Cameroun : Faux décret présidentiel et exploitation illégale de l'or, Oswald Baboke, le directeur adjoint du cabinet civil de la présidence au cœur de l'actualité
Le nom d’Oswald Baboke, directeur adjoint du Cabinet civil de la Présidence de la République du Cameroun, est au cœur de l’actualité depuis plusieurs jours, après des informations faisant état de sa convocation présumée au Tribunal criminel spécial (TCS). Selon Jeune Afrique, cette audition interviendrait dans un contexte marqué par plusieurs allégations relayées dans la presse et sur les réseaux sociaux.
Faux décret présidentiel
L’affaire a pris de l’ampleur après la confirmation par le gouvernement de l’arrestation d’un individu accusé d’avoir présenté à la Crtv un faux décret présidentiel.
Le document en question prétendait nommer un vice-président et former un nouveau gouvernement. Bien que les autorités n’aient pas publiquement désigné la personne mentionnée dans ce faux décret, plusieurs médias et publications en ligne ont établi un lien entre le document et le nom d’Oswald Baboke.
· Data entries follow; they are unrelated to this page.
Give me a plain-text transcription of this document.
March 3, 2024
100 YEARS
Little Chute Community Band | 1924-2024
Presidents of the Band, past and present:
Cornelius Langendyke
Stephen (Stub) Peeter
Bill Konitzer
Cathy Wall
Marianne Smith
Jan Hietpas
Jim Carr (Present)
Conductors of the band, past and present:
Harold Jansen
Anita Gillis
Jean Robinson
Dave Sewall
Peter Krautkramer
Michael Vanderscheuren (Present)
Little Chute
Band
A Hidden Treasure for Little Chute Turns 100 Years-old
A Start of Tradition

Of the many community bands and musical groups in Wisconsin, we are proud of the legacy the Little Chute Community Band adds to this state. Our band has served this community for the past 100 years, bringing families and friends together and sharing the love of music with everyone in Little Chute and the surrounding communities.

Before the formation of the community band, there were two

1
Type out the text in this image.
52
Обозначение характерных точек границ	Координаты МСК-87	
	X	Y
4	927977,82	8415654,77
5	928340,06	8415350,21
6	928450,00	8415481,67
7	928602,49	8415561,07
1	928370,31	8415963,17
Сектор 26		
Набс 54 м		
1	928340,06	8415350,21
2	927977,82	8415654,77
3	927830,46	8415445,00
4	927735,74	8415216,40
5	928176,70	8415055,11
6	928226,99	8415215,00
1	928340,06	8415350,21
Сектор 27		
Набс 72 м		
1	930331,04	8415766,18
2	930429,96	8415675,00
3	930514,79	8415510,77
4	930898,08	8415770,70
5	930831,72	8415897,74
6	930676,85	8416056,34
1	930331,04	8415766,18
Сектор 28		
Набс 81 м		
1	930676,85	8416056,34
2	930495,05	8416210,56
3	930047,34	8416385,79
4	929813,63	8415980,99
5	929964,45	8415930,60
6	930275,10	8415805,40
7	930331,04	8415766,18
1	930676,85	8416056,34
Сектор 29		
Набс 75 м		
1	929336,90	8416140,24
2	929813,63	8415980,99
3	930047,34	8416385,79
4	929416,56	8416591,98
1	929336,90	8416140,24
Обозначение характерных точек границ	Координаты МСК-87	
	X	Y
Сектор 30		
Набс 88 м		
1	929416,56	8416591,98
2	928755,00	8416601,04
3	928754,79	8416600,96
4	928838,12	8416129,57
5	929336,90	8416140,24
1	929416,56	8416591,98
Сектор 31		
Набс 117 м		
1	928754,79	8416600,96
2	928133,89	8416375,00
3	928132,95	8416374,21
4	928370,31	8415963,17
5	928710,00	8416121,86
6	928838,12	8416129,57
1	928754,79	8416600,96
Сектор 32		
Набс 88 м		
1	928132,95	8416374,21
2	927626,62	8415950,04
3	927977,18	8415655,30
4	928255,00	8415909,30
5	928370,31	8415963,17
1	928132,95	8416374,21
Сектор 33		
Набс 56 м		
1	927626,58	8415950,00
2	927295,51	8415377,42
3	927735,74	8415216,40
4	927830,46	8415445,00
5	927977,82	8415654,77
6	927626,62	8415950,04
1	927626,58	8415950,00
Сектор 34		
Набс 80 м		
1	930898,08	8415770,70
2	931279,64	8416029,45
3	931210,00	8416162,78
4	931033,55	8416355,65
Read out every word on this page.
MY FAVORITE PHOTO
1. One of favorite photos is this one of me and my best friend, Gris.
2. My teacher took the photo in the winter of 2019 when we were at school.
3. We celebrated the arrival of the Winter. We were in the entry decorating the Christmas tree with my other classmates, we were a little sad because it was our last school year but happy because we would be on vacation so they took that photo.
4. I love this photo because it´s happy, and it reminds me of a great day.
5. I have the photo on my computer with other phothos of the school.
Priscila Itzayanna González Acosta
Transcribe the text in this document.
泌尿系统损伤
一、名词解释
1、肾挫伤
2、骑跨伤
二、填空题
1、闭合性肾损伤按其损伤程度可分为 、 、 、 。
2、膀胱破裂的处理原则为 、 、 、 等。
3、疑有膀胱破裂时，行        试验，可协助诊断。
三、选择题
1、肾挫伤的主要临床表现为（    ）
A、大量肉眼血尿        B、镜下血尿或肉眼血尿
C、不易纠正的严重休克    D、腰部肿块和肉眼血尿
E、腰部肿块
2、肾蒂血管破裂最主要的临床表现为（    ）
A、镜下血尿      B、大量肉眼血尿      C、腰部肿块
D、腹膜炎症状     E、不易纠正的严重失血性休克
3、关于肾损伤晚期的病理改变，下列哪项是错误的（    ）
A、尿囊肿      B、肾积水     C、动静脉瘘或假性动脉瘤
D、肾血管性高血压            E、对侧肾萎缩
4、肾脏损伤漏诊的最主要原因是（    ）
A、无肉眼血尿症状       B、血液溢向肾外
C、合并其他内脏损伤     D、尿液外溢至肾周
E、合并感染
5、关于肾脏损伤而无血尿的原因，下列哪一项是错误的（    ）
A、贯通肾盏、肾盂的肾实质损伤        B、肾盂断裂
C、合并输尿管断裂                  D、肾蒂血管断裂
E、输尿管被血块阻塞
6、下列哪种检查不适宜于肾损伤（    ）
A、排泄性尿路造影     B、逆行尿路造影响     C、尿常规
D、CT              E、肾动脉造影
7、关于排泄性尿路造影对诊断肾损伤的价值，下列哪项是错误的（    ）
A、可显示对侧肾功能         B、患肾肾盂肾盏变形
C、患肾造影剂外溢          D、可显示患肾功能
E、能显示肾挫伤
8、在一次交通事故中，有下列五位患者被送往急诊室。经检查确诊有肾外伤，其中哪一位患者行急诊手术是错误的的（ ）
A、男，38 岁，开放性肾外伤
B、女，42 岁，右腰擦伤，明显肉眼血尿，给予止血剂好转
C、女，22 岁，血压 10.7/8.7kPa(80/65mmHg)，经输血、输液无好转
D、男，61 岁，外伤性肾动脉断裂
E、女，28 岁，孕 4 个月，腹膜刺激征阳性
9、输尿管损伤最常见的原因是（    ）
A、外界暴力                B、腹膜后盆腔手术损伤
Cette séquence a alimenté des spéculations sur les enjeux de succession au sein des cercles du pouvoir, certains commentateurs évoquant un « coup d’État scientifique » qui aurait été orchestré par des clans se positionnant pour l’après-Paul Biya.
Autres allégations et réactions
Dans les jours qui ont suivi, le nom de M. Baboke a également été cité dans des accusations relatives à la gestion des ressources aurifères du pays. Ses défenseurs qualifient ces accusations de « fausses et politiquement motivées ».
La controverse a aussi touché des membres de sa famille. Sa fille, Indira Baboke, aurait été interpellée à Dubaï par des ressortissants camerounais qui accusent la famille d’avoir profité de ressources nationales.
Son épouse, Crescence Baboke, s’est exprimée sur les réseaux sociaux pour répondre à ce qu’elle qualifie de « diffamations ». Elle y cite des versets bibliques, dénonce des « accusations sans preuves » portant notamment sur des biens immobiliers à l’étranger, et affirme travailler, payer des impôts et employer « des centaines de Camerounais ». Elle appelle ses proches à « rester concentrés sur la Parole de Dieu » et à « ne pas combattre les êtres humains ».
Baboke et ses soutiens
Des proches et soutiens d’Oswald Baboke présentent l’ensemble de ces faits comme « une campagne de harcèlement » et de « déstabilisation ». Ils rappellent un texte publié par M. Baboke en 2021 dans lequel il dénonçait « les grands boulevards de la diffamation » et décrivait des mécanismes impliquant, selon lui, des « pseudos lanceurs d’alertes » rémunérés pour « briser des carrières ».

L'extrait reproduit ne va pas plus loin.